Yann Goffinet explique que trois nouvelles causes de dégradation des résultats des banques européennes et américaines sont apparues au cours de ces dernières semaines. Il cite les pertes résultant de la faiblesse des prix du pétrole et des matières premières. Pour lui, les marchés craignent un retournement du cycle mondial du crédit aux entreprises, lequel était bien orienté depuis la fin de la crise financière de 2007-2008. L'analyste fait cependant remarquer une différence importante entre cette période et maintenant : l'évaluation à la valeur de marché exigeait alors une prise en compte immédiate des pertes subies par les banques. Or, actuellement les pertes sur prêts seront progressives et s'étaleront sur plusieurs trimestres.

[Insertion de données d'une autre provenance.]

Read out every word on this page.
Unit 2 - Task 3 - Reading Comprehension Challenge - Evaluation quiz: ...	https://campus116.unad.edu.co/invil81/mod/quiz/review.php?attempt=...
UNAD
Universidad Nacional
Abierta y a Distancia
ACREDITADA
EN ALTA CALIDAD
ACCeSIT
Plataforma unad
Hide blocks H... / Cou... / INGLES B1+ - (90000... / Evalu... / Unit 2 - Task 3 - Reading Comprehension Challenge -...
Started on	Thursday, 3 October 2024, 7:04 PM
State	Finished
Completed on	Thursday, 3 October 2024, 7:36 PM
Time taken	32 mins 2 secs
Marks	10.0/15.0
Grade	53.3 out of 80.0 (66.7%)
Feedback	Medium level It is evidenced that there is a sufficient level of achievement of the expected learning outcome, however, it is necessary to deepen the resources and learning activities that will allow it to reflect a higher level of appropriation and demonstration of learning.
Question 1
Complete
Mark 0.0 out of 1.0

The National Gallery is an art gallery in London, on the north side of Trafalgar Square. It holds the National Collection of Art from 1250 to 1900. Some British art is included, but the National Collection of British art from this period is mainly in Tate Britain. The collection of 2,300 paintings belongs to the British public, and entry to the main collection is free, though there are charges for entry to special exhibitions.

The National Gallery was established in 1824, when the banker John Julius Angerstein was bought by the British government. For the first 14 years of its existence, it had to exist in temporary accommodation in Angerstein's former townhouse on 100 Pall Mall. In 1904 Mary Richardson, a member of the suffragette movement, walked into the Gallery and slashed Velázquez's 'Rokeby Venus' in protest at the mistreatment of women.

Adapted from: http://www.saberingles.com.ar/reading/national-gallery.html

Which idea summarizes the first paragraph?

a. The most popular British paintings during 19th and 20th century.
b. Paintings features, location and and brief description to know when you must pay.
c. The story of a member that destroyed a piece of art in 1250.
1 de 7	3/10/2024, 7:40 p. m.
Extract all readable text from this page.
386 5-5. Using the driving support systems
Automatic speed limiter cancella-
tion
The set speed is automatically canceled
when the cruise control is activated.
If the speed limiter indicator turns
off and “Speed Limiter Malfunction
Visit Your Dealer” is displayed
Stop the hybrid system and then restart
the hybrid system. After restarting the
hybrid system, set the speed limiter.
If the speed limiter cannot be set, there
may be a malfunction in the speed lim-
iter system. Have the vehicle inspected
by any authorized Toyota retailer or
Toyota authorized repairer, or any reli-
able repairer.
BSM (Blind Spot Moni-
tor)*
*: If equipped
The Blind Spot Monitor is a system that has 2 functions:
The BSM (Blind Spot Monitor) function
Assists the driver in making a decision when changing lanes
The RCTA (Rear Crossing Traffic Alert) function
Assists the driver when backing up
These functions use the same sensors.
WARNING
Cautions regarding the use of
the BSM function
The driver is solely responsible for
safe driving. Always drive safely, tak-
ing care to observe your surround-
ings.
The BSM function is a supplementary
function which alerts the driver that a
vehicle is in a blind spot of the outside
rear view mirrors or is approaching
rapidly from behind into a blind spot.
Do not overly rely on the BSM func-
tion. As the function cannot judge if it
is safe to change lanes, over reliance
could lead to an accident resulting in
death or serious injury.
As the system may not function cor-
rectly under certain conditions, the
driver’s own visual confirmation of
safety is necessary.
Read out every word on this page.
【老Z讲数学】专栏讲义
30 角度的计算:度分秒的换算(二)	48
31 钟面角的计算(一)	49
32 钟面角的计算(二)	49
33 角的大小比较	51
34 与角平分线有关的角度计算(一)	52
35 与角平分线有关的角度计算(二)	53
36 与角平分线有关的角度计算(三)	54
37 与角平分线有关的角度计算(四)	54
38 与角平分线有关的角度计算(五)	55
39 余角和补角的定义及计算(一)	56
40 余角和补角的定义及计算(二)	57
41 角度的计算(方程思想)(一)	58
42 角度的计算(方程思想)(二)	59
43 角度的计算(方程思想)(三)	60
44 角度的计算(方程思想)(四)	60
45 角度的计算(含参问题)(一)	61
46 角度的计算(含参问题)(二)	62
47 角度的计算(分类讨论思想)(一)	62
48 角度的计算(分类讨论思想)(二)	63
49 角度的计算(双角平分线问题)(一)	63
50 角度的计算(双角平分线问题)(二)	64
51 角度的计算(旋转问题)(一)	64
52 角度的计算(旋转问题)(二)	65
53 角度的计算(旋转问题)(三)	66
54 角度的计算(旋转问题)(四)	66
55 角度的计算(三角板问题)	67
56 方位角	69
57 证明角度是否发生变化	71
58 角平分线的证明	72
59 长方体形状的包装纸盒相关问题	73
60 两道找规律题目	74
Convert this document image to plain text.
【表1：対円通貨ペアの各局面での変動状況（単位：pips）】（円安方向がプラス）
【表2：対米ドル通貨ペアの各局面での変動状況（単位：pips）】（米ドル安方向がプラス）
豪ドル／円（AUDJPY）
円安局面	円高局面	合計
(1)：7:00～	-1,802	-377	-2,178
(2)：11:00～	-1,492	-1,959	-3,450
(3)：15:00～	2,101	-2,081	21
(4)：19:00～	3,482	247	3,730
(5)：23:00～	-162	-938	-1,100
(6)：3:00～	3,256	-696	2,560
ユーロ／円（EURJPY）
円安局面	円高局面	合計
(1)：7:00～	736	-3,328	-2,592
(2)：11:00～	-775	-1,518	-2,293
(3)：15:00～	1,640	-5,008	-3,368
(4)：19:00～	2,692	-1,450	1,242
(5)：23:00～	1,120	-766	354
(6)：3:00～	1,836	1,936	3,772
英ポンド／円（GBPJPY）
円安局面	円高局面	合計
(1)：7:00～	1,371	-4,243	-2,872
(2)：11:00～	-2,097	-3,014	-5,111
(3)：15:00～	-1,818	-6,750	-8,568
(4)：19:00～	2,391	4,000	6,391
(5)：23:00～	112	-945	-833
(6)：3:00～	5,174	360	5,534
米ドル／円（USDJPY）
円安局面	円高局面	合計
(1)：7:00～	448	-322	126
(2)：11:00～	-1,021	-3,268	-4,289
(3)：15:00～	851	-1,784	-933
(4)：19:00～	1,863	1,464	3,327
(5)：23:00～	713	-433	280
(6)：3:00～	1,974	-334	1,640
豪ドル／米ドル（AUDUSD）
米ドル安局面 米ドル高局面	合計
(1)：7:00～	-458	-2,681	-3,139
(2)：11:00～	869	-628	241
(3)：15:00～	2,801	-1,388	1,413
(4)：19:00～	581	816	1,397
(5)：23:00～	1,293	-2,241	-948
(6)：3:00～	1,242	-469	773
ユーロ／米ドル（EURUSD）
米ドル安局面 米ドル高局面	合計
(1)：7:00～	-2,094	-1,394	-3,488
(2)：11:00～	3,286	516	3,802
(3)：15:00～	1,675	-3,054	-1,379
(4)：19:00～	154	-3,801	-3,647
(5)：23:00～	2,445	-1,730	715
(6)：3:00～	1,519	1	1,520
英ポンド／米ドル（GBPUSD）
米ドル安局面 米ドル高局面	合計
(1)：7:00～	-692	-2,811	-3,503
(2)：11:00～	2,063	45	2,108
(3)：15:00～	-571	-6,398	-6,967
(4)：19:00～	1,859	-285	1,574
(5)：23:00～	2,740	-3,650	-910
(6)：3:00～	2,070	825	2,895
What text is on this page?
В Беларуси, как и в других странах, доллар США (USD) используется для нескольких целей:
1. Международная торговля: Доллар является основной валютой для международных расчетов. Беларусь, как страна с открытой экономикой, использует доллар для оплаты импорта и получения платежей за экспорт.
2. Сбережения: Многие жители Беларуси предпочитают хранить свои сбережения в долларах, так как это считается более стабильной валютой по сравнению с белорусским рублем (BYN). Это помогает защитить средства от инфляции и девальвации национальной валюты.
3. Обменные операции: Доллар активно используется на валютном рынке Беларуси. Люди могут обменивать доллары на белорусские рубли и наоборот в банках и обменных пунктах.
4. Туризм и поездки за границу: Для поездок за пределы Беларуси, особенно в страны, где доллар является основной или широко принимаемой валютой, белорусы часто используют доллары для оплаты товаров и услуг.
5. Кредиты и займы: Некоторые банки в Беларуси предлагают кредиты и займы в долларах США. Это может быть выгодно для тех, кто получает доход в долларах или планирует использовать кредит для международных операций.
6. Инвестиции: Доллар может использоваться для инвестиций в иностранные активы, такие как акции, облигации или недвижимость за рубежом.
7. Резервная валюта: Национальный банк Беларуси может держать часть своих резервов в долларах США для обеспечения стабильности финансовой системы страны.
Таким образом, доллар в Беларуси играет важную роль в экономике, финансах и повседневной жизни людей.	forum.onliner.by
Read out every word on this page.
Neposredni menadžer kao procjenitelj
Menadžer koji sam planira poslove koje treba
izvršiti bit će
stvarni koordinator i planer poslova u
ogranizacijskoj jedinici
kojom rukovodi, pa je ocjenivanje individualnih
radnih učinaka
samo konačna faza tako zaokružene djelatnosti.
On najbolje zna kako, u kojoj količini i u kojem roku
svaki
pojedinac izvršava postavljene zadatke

Pictet Wealth Management cite ensuite la baisse des taux d'intérêt et l'adoption de taux négatifs par certaines banques centrales, dont la BCE. Le gestionnaire d'actifs précise qu'une baisse de 20 points de base du taux de dépôt pénalise les bénéfices des banques européennes d'environ 5%.

Yann Goffinet cite enfin la diminution des revenus de négociation en raison de la baisse des marchés du crédit et des actions. Cette dernière est préjudiciable aux banques d'affaires et aux banques internationales des deux côtés de l'Atlantique.

Il souligne ensuite que risques déflationnistes sont particulièrement préoccupants pour les banques, dans la mesure où la valeur réelle d'une dette augmente lorsque l'inflation devient négative.

Il en conclu qu'un rebond significatif des titres bancaires dépendra de la diminution de ces risques, en particulier de ceux liés aux effets déflationnistes mondiaux susceptibles de naître d'une brutale dépréciation du yuan chinois.

" Tant que ces incertitudes subsisteront, le secteur aura du mal à se montrer performant sur la durée ", ajoute Pictet Wealth Management.